In dem Artikel über Humberstone hatte ich schon zwei deutschsprachige Werbeträger abgebildet, die ich im dortigen Museum vorfand.
Sie waren nicht datiert, stammen aber wohl aus den ersten Jahrzehnten des 20. Jahrhunderts. Dass Chile-Salpeter „im Austausch gegen deutsche Waren“ geliefert wurde, deutet auf Zahlungsschwierigkeiten Deutschlands hin. Die jugendlichen Leser werden sich nicht daran erinnern, aber lange bevor der Euro kam, war auch Deutschland mal so richtig abgebrannt – finanziell, moralisch und ganz wörtlich genommen.
Mir gefallen die grafische Gestaltung und Typographie solcher leicht aus der Zeit geratenen Reklame. Interessant ist auch die sprachliche Vielfalt, von Niederländisch bis Arabisch. Globalisierung ist also keineswegs neu.
Die indischen Kunden bekamen sogar ein bebildertes Gleichnis. Links ist die Familie, die ihr Feld mit Salpeter behandelt hat und dafür eine fette Tabakernte, eine fette Kuh und eine fette Geldschatulle bekommt. Rechts ist die Familie, die auf biologische Landwirtschaft setzt und dafür hungert. Ausserdem fällt ihr Haus fast um, und die Frau kann sich keinen Schmuck leisten.
Überhaupt war Werbung mit Tabak damals noch nicht verpönt.
Es überwiegen Informationen oder naturalistische Darstellungen von Saat, Ernte und landwirtschaftlichen Erzeugnissen. Aber teilweise bediente man sich auch damals schon Zeichnungen attraktiver Damen, die mit dem Produkt überhaupt nichts zu tun hatten. Wenig kreative Werbegrafiker verwenden auch heute noch diese Methode, um Autos und Kettensägen zu verkaufen.
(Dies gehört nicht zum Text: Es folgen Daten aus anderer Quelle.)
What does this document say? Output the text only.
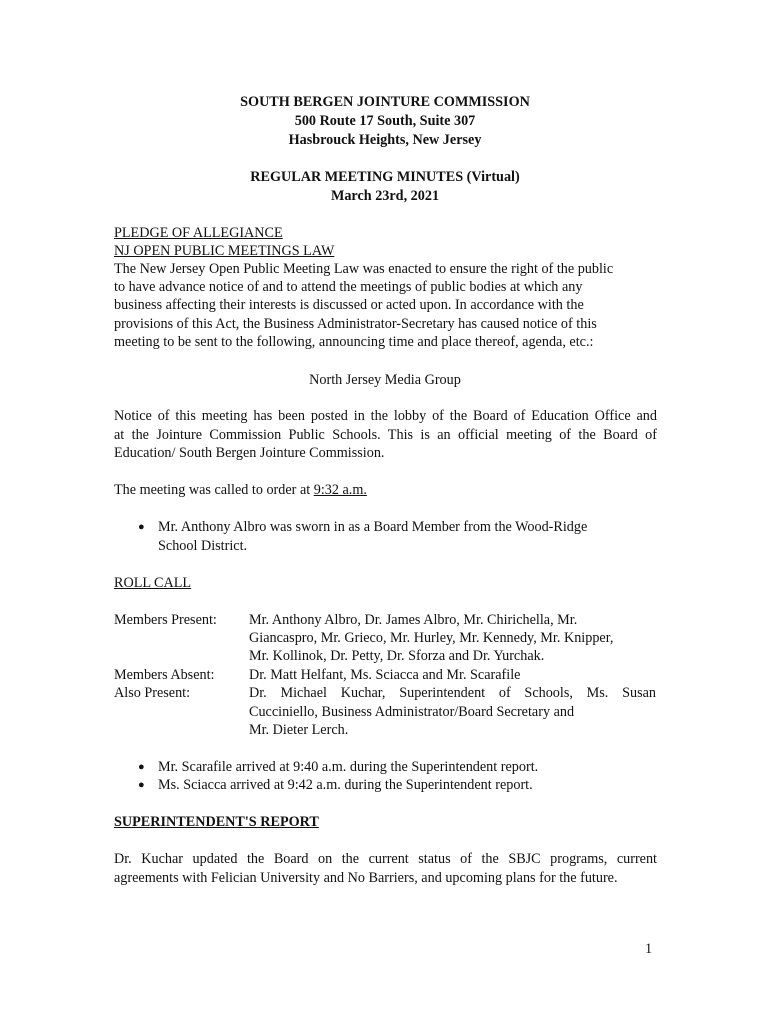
SOUTH BERGEN JOINTURE COMMISSION

500 Route 17 South, Suite 307

Hasbrouck Heights, New Jersey

REGULAR MEETING MINUTES (Virtual)

March 23rd, 2021

PLEDGE OF ALLEGIANCE

NJ OPEN PUBLIC MEETINGS LAW

The New Jersey Open Public Meeting Law was enacted to ensure the right of the public

to have advance notice of and to attend the meetings of public bodies at which any

business affecting their interests is discussed or acted upon. In accordance with the

provisions of this Act, the Business Administrator-Secretary has caused notice of this

meeting to be sent to the following, announcing time and place thereof, agenda, etc.:

North Jersey Media Group

Notice of this meeting has been posted in the lobby of the Board of Education Office and

at the Jointure Commission Public Schools. This is an official meeting of the Board of

Education/ South Bergen Jointure Commission.

The meeting was called to order at 9:32 a.m.

● Mr. Anthony Albro was sworn in as a Board Member from the Wood-Ridge

School District.

ROLL CALL

Members Present: Mr. Anthony Albro, Dr. James Albro, Mr. Chirichella, Mr.

Giancaspro, Mr. Grieco, Mr. Hurley, Mr. Kennedy, Mr. Knipper,

Mr. Kollinok, Dr. Petty, Dr. Sforza and Dr. Yurchak.

Members Absent: Dr. Matt Helfant, Ms. Sciacca and Mr. Scarafile

Also Present:	Dr. Michael Kuchar, Superintendent of Schools, Ms. Susan

Cucciniello, Business Administrator/Board Secretary and

Mr. Dieter Lerch.

● Mr. Scarafile arrived at 9:40 a.m. during the Superintendent report.

● Ms. Sciacca arrived at 9:42 a.m. during the Superintendent report.

SUPERINTENDENT'S REPORT

Dr. Kuchar updated the Board on the current status of the SBJC programs, current

agreements with Felician University and No Barriers, and upcoming plans for the future.

1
Das funktioniert allerdings nicht in allen Kulturkreisen. Insbesondere deutsche Kunden wollen Zahlen, Tabellen und Statistiken. Die Delegation der Vereinigten Salpeterproduzenten in Berlin-Charlottenburg gab dieses Plakat heraus, das die dank Chile-Salpeter erheblich gesteigerte Apfelausbeute darstellte.
Diese Infografik, wie man sie heute nennen würde, zeigt dass die Reklame bis mindestens an den Beginn des 20. Jahrhunderts zurückgeht.
Ganz modern hingegen war der folgenden Werbeträger für Landwirte in den Niederlanden: eine Schallplatte. Gespickt mit Informationen und Statistiken war dies der Vorläufer des heutigen Infomercials.